My mom passed away a few years ago and I really am finding myself at my wits end. She was on dialysis and she had a cathader in and somehow she got an infection when they pulled the shunt out the infection was sooo bad that it ooosed out like mayonaise. I cant even imagine the pain that she was in we took her in on Wednesday night to the hospital and they released her with a 103 tempature saying that she had the flu. Well It only took till Thursday when we had to take her back to the hospital because she could not even sit up and she was drenched with sweat and she was not making any sense at all she was lathargic. I cant get any answers from anyone the dialysis center sealed all her records because she did not have a living will. I was supposed to donate my kidney to her. I went through all the testing and we were a match. On Oct 4th my birthday we got the good news that we were to go and do the transplant. She died on Oct 14. I am very bitter and want ansers to questions that I cant even ask.

I’m so sorry to hear about your mom, Unregistered. It must have been a terrible blow to lose her when you were so close to being able to do something tangible to help her–and without answers, you don’t have closure.

I can’t tell from your post what kind of dialysis she was on–was it PD? (This is the PD board.) Or, was she doing hemo in a center? Both types of dialysis have catheters that can unfortunately get infected, so it’s impossible for me to tell.

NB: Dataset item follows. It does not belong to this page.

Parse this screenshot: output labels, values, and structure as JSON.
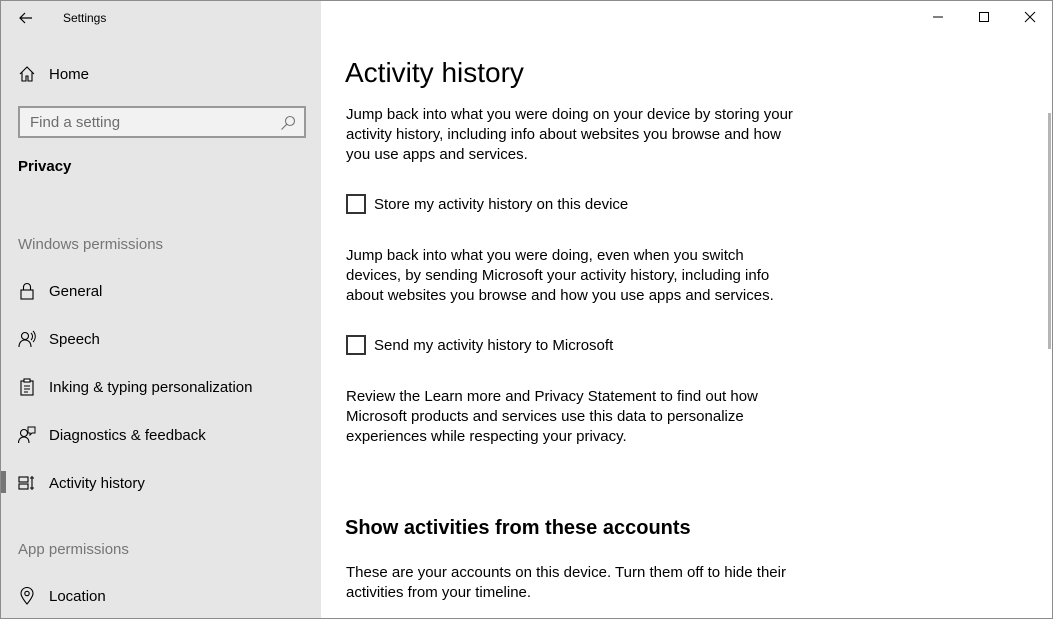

I’ve never heard that a Living Will would be needed for a next of kin to get medical records from a patient who passed away. Maybe Beth can look into that and weigh in. It may take getting an attorney to write a letter for you, but it may be that you can at least get those records, and that may help you to close this very sad chapter and let go of some of the anger and helplessness you seem to feel.

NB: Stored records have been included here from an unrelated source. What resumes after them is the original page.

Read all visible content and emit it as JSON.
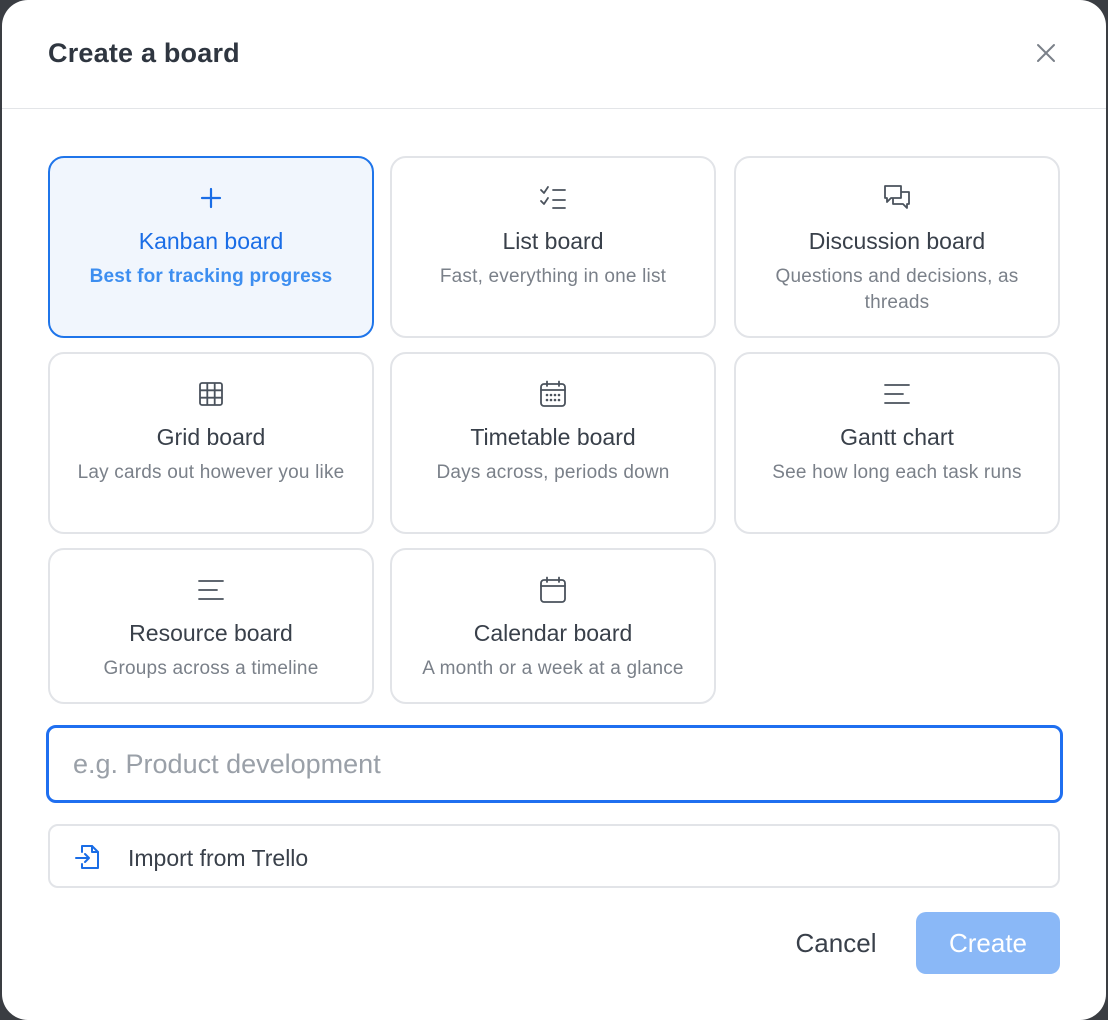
{
  "dialog": {
    "title": "Create a board",
    "close_icon": "close-icon"
  },
  "boards": [
    {
      "name": "Kanban board",
      "description": "Best for tracking progress",
      "icon": "plus-icon",
      "selected": true
    },
    {
      "name": "List board",
      "description": "Fast, everything in one list",
      "icon": "checklist-icon",
      "selected": false
    },
    {
      "name": "Discussion board",
      "description": "Questions and decisions, as threads",
      "icon": "chat-bubbles-icon",
      "selected": false
    },
    {
      "name": "Grid board",
      "description": "Lay cards out however you like",
      "icon": "grid-icon",
      "selected": false
    },
    {
      "name": "Timetable board",
      "description": "Days across, periods down",
      "icon": "calendar-grid-icon",
      "selected": false
    },
    {
      "name": "Gantt chart",
      "description": "See how long each task runs",
      "icon": "lines-icon",
      "selected": false
    },
    {
      "name": "Resource board",
      "description": "Groups across a timeline",
      "icon": "lines-icon",
      "selected": false
    },
    {
      "name": "Calendar board",
      "description": "A month or a week at a glance",
      "icon": "calendar-icon",
      "selected": false
    }
  ],
  "name_input": {
    "value": "",
    "placeholder": "e.g. Product development"
  },
  "import": {
    "label": "Import from Trello",
    "icon": "file-import-icon"
  },
  "actions": {
    "cancel_label": "Cancel",
    "create_label": "Create"
  },
  "colors": {
    "accent": "#1f75ea",
    "create_button_disabled": "#8ab8f7",
    "selected_card_bg": "#f1f6fd"
  }
}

The dialysis clinic is not providing her medical records due to the privacy provisions under HIPAA (Health Insurance Portability and Accountability Act). This even protects records after a death. If your mother had designated you as someone that the clinic could talk with in her records, they could provide the records to you. Did she? If you were named as her healthcare proxy or durable power of attorney for healthcare decisions, I believe they would have been able to provide the records to you. Since the clinic has archived her records (they have to keep them for several years, the length of time depending on the laws of your state), you may need to talk with an attorney to get a copy of them and you’ll probably have to pay a fee for them to be copied.

are u on the night cycler? I am on the night cycler for about 1 year now , I am 43, still young too and yes dialysis sucks, but the alternative is death. so we must adjust. I find the night cycler great cuz it is when i am sleeping. Just the annoying tube during the day.

Hi! I am sorry that you are on dialysis but I have a 10 year old on dialysis and awaiting transplant so on your worst days when it seems unbearable, please think of what a 10 year old is feeling. She cant go to sleepovers, the machine wakes her up at night, and she has to get up and go to school, and she maintains honor roll (had to throw that in there as a proud parent). I wish you the best!

Have you thought about (CCPD) continuous cycling peritoneal dialysis? I’m on CCPD and just love it compared to manual dialysis. I do one mid day exchange, between 3 & 5 and of course about 9 hours at night, while I sleep. Its much more freeing.